Como a Dove pode ser tão racista?

Dove em dois momentos racistas: à esq. a polêmica recente, à dir., a de 2011: em ambas, mulheres negras tornam-se brancas após usar o produto, associando a negritude a uma ideia de sujeira – Fotos: Reprodução
Por Miguel Arcanjo Prado
A imagem é estarrecedora. Uma moça negra utiliza a loção Dove e imediatamente tira sua negritude, como se fosse uma capa de sujeira, tornando-se uma garota branca.
7 em 10 brasileiros admitem expressão preconceituosa
Erika Januza diz que já sofreu racismo em namoros: “Tristeza”
A imagem que associa a pele negra à sujeira e a pele branca à limpeza foi divulgada pela Dove, uma das principais marcas de cosméticos do mundo, pertencente à multinacional Unilever, em sua rede social.
O conteúdo é tão explicitamente racista que muitos até duvidaram da veracidade da imagem. Mas, não, infelizmente, era mesmo verdade. Como a Dove pode ser tão racista? É a pergunta que fica.
A campanha ainda apresentava a mulher branca tirando sua capa e virando outra mulher de pele clara e cabelo preto, de etnia asiática. Mas, a negra era a primeira a aparecer, embranquecendo-se — a quem não vÊ racismo, fica a pergunta: por que o comercial não começou então com uma mulher branca usando a loção e tornando-se negra ao final?
Após protesto imediato de internautas no mundo todo, a campanha saiu do ar. Como era de se esperar, o caso repercutiu na imprensa mundial, em veículos respeitados como a BBC, The New York Times, The Guardian e o UOL.
Segundo o New York Times, Marissa Solan, porta-voz da Dove, afirmou neste domingo (8) que a propaganda “pretendia transmitir que Dove Body Wash é para todas as mulheres e é uma celebração da diversidade, mas entendemos errado e, como resultado, ofendemos muitas pessoas”.
A porta-voz da Dove, ainda de acordo com o NYTimes, acrescentou que Dove removeu o post e estava “reavaliando nossos processos internos para criar e revisar conteúdo”. Ela se recusou a dizer quantas pessoas revisaram o anúncio ou se havia negros nesta equipe.
A empresa publicou um sucinto pedido de desculpas na sequência em seu Twitter: “Uma imagem que postamos recentemente no Facebook errou ao representar mulheres de cor. Nós nos arrependemos profundamente da ofensa causada”. E disse que é tudo que tem a dizer a respeito.
É pouco.
Dove, fica difícil acreditar que a marca, seus publicitários e executivos não sejam realmente racistas, já que em 2011 houve uma campanha semelhante a esta de 2017, mais uma vez errando feio ao representar uma mulher negra, ou “de cor”, como a empresa ainda insiste em falar.

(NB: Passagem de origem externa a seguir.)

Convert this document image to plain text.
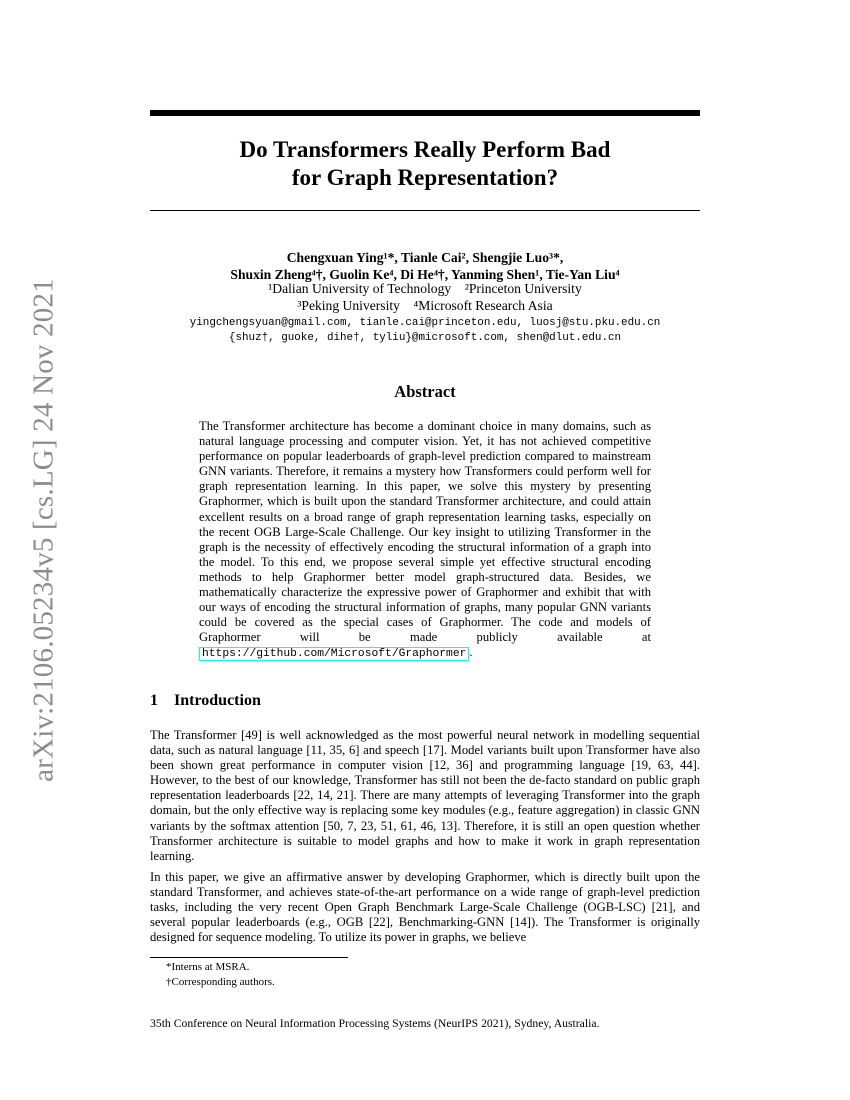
arXiv:2106.05234v5 [cs.LG] 24 Nov 2021
Do Transformers Really Perform Bad
for Graph Representation?
Chengxuan Ying¹*, Tianle Cai², Shengjie Luo³*,
Shuxin Zheng⁴†, Guolin Ke⁴, Di He⁴†, Yanming Shen¹, Tie-Yan Liu⁴
¹Dalian University of Technology    ²Princeton University
³Peking University    ⁴Microsoft Research Asia
yingchengsyuan@gmail.com, tianle.cai@princeton.edu, luosj@stu.pku.edu.cn
{shuz†, guoke, dihe†, tyliu}@microsoft.com, shen@dlut.edu.cn
Abstract
The Transformer architecture has become a dominant choice in many domains, such as natural language processing and computer vision. Yet, it has not achieved competitive performance on popular leaderboards of graph-level prediction compared to mainstream GNN variants. Therefore, it remains a mystery how Transformers could perform well for graph representation learning. In this paper, we solve this mystery by presenting Graphormer, which is built upon the standard Transformer architecture, and could attain excellent results on a broad range of graph representation learning tasks, especially on the recent OGB Large-Scale Challenge. Our key insight to utilizing Transformer in the graph is the necessity of effectively encoding the structural information of a graph into the model. To this end, we propose several simple yet effective structural encoding methods to help Graphormer better model graph-structured data. Besides, we mathematically characterize the expressive power of Graphormer and exhibit that with our ways of encoding the structural information of graphs, many popular GNN variants could be covered as the special cases of Graphormer. The code and models of Graphormer will be made publicly available at https://github.com/Microsoft/Graphormer .
1 Introduction
The Transformer [49] is well acknowledged as the most powerful neural network in modelling sequential data, such as natural language [11, 35, 6] and speech [17]. Model variants built upon Transformer have also been shown great performance in computer vision [12, 36] and programming language [19, 63, 44]. However, to the best of our knowledge, Transformer has still not been the de-facto standard on public graph representation leaderboards [22, 14, 21]. There are many attempts of leveraging Transformer into the graph domain, but the only effective way is replacing some key modules (e.g., feature aggregation) in classic GNN variants by the softmax attention [50, 7, 23, 51, 61, 46, 13]. Therefore, it is still an open question whether Transformer architecture is suitable to model graphs and how to make it work in graph representation learning.
In this paper, we give an affirmative answer by developing Graphormer, which is directly built upon the standard Transformer, and achieves state-of-the-art performance on a wide range of graph-level prediction tasks, including the very recent Open Graph Benchmark Large-Scale Challenge (OGB-LSC) [21], and several popular leaderboards (e.g., OGB [22], Benchmarking-GNN [14]). The Transformer is originally designed for sequence modeling. To utilize its power in graphs, we believe
*Interns at MSRA.
†Corresponding authors.
35th Conference on Neural Information Processing Systems (NeurIPS 2021), Sydney, Australia.
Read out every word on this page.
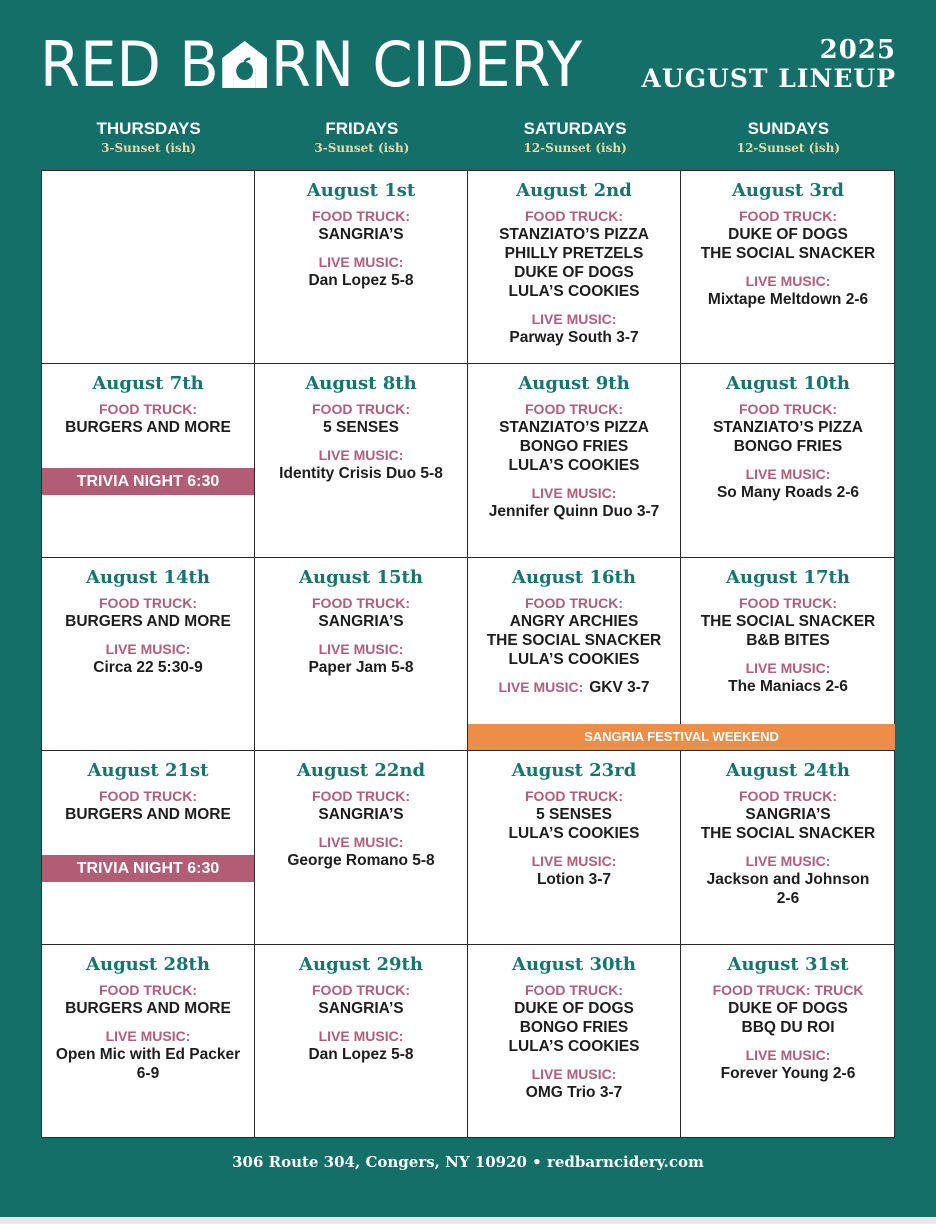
RED B RN CIDERY	2025
AUGUST LINEUP
THURSDAYS
3-Sunset (ish)
FRIDAYS
3-Sunset (ish)
SATURDAYS
12-Sunset (ish)
SUNDAYS
12-Sunset (ish)
August 1st
FOOD TRUCK:
SANGRIA’S
LIVE MUSIC:
Dan Lopez 5-8
August 2nd
FOOD TRUCK:
STANZIATO’S PIZZA
PHILLY PRETZELS
DUKE OF DOGS
LULA’S COOKIES
LIVE MUSIC:
Parway South 3-7
August 3rd
FOOD TRUCK:
DUKE OF DOGS
THE SOCIAL SNACKER
LIVE MUSIC:
Mixtape Meltdown 2-6
August 7th
FOOD TRUCK:
BURGERS AND MORE
August 8th
FOOD TRUCK:
5 SENSES
LIVE MUSIC:
Identity Crisis Duo 5-8
August 9th
FOOD TRUCK:
STANZIATO’S PIZZA
BONGO FRIES
LULA’S COOKIES
LIVE MUSIC:
Jennifer Quinn Duo 3-7
August 10th
FOOD TRUCK:
STANZIATO’S PIZZA
BONGO FRIES
LIVE MUSIC:
So Many Roads 2-6
August 14th
FOOD TRUCK:
BURGERS AND MORE
LIVE MUSIC:
Circa 22 5:30-9
August 15th
FOOD TRUCK:
SANGRIA’S
LIVE MUSIC:
Paper Jam 5-8
August 16th
FOOD TRUCK:
ANGRY ARCHIES
THE SOCIAL SNACKER
LULA’S COOKIES
LIVE MUSIC: GKV 3-7
August 17th
FOOD TRUCK:
THE SOCIAL SNACKER
B&B BITES
LIVE MUSIC:
The Maniacs 2-6
August 21st
FOOD TRUCK:
BURGERS AND MORE
August 22nd
FOOD TRUCK:
SANGRIA’S
LIVE MUSIC:
George Romano 5-8
August 23rd
FOOD TRUCK:
5 SENSES
LULA’S COOKIES
LIVE MUSIC:
Lotion 3-7
August 24th
FOOD TRUCK:
SANGRIA’S
THE SOCIAL SNACKER
LIVE MUSIC:
Jackson and Johnson
2-6
August 28th
FOOD TRUCK:
BURGERS AND MORE
LIVE MUSIC:
Open Mic with Ed Packer
6-9
August 29th
FOOD TRUCK:
SANGRIA’S
LIVE MUSIC:
Dan Lopez 5-8
August 30th
FOOD TRUCK:
DUKE OF DOGS
BONGO FRIES
LULA’S COOKIES
LIVE MUSIC:
OMG Trio 3-7
August 31st
FOOD TRUCK: TRUCK
DUKE OF DOGS
BBQ DU ROI
LIVE MUSIC:
Forever Young 2-6
TRIVIA NIGHT 6:30
TRIVIA NIGHT 6:30
SANGRIA FESTIVAL WEEKEND
306 Route 304, Congers, NY 10920 • redbarncidery.com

Na imagem de 2011, havia três modelos: uma negra, uma parda e uma branca. A negra tinha em cima o dizer “antes”, a parda estava no intervalo e a branca tinha acima da cabeça “depois”, sugerindo que a mulher negra que se lavasse com o Dove ficaria branca, associando a pele negra à sujeira e a pele branca à limpeza. Igualzinho aconteceu desta vez.
Na época, houve protestos. E a empresa, pelo jeito, não mudou.
Isso sem contar que em 2015 a Dove lançou um bronzeador para uso em peles “de normal a escuras”, demonstrando que considera peles brancas “normais” e as escuras provavelmente sejam “anormais”, em sua visão racista.
Tudo isso, de tão horrível, parece inacreditável.
É preciso pensar nas pobres coitadas das modelos negras que foram escaladas para tais campanhas. Provavelmente não sabiam que o resultado final seria uma peça racista que humilharia suas respectivas imagens.
Um pedido de desculpas só não basta.
A Dove precisa urgentemente se livrar das cabeças racistas — conscientes ou não — que comandam sua publicidade.
Porque do jeito que está não dá mais para continuar. Não mesmo.